We were interested in comparing not only nonintervention as the control, but also land exercise. There were five reports that defined land exercise as the control group, knee osteoarthritis19,28 and rotater cuff tears35 as the target disease; the remaining reports22,31 were about healthy people. Two studies of knee osteoarthritis did not describe intervention effects. The recent meta-analysis2 of RCTs showed no differences between aquatic exercise and land exercise for the pain-relieving effects on neurologic or musculoskeletal disease (P = 0.56; weighted standardized mean difference (SMD), 0.11; 95% confidence interval [CI]: −0.27–0.50; N = 103). Presently, we can not suggest that aquatic exercise is more effective than land exercise for pain relief in locomotorium diseases.

Future research agenda

There were no studies to clarify the effects on serum lipids, body composition, or blood pressure as the main outcome for patients with metabolic syndrome (MS). A joint scientific statement36 about MS was issued recently, and many studies based on those criteria or outcomes should be started soon. Studies of aquatic exercise using prevention or cure as the outcome are also expected.

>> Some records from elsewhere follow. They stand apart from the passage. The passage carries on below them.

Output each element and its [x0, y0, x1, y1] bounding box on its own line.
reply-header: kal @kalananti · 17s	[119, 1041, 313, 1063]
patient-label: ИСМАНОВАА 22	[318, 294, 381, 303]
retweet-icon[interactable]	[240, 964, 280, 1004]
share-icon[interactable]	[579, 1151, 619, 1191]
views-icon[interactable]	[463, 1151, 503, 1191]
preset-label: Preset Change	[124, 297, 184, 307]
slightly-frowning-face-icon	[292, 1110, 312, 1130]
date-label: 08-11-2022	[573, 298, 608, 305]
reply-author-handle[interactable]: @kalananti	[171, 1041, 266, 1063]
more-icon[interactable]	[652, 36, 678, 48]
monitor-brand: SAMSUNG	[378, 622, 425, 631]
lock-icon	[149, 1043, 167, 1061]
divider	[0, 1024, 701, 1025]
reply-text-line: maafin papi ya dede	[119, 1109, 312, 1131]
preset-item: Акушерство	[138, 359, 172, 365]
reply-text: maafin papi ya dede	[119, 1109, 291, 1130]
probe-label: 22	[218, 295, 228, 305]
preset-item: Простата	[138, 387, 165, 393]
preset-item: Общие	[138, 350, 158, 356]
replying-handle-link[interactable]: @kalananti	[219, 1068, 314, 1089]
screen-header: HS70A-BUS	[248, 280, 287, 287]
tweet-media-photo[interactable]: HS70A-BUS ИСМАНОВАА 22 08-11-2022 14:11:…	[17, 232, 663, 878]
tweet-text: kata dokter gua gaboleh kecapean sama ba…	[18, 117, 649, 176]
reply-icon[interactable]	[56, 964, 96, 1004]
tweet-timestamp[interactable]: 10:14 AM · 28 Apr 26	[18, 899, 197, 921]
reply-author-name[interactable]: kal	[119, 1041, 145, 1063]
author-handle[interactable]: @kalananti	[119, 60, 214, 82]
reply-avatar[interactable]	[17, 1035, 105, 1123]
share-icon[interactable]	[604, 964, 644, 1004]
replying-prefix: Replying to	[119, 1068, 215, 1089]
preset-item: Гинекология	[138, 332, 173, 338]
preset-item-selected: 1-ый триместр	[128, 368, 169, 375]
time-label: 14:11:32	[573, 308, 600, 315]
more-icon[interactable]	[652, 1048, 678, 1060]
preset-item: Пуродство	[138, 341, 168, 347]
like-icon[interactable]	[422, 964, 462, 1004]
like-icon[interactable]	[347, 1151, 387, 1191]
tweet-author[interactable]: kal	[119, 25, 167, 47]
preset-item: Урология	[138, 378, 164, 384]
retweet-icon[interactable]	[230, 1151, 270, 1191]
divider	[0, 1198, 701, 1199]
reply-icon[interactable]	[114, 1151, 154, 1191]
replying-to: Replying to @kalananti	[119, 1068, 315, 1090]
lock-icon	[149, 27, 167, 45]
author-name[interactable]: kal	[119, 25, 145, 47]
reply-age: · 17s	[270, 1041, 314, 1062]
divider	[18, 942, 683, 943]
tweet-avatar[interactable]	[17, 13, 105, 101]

Table 5 shows the future research agenda for aquatic exercise. In advanced nations and areas, it appears that there is interest in studies about mental health as well as MS. Researchers should use the respective checklists for research design and intervention method, which would lead to improvement in the quality of the study, and contribute to the accumulation of evidence. Suitable comparisons are necessary to explain why aquatic exercise is better than other types of dynamic exercise. Aquatic exercise needs a valuable resource (hot water pool), which can not be overlooked in the study feasibility. A recent study37 suggested that public health is moving toward the goal of implementing evidence-based interventions, but the feasibility of possible interventions and determining whether comprehensive and multilevel evaluations should be justified to accomplish it.

Table 5
Future research agenda on aquatic exercise intervention

Study limitations

This study was based on the PRISMA statement,38 except for the meta-analysis. However, there were several limitations to the study. Some selection criteria were common to the studies, as described above; however, bias remained due to differences in eligibility for participation in each study. Publication bias was also a limitation. Since we did not limit our search to English, we found 11 articles (52%) published in Japanese. Furthermore, we did not check the references of hand-searches and did not contact institutions, societies, specialists known to have expertise in aquatic exercise, and authors of included studies to identify any additional published or unpublished data.

In terms of quality assessment, disagreements and uncertainties were resolved by discussion between two authors; discussions with a third expert and contact with authors for the purpose of clarification were not allowed.

Conclusion

Because there was insufficient evidence on aquatic exercise due to poor methodological and reporting quality, and heterogeneity of nRCTs, we were unable to offer any conclusions about the effects of this type of intervention. However, we were able to identify the problems with current nRCTs of aquatic exercise, and propose a strategy of strengthening study quality and stressing the importance of study feasibility as a future research agenda objective.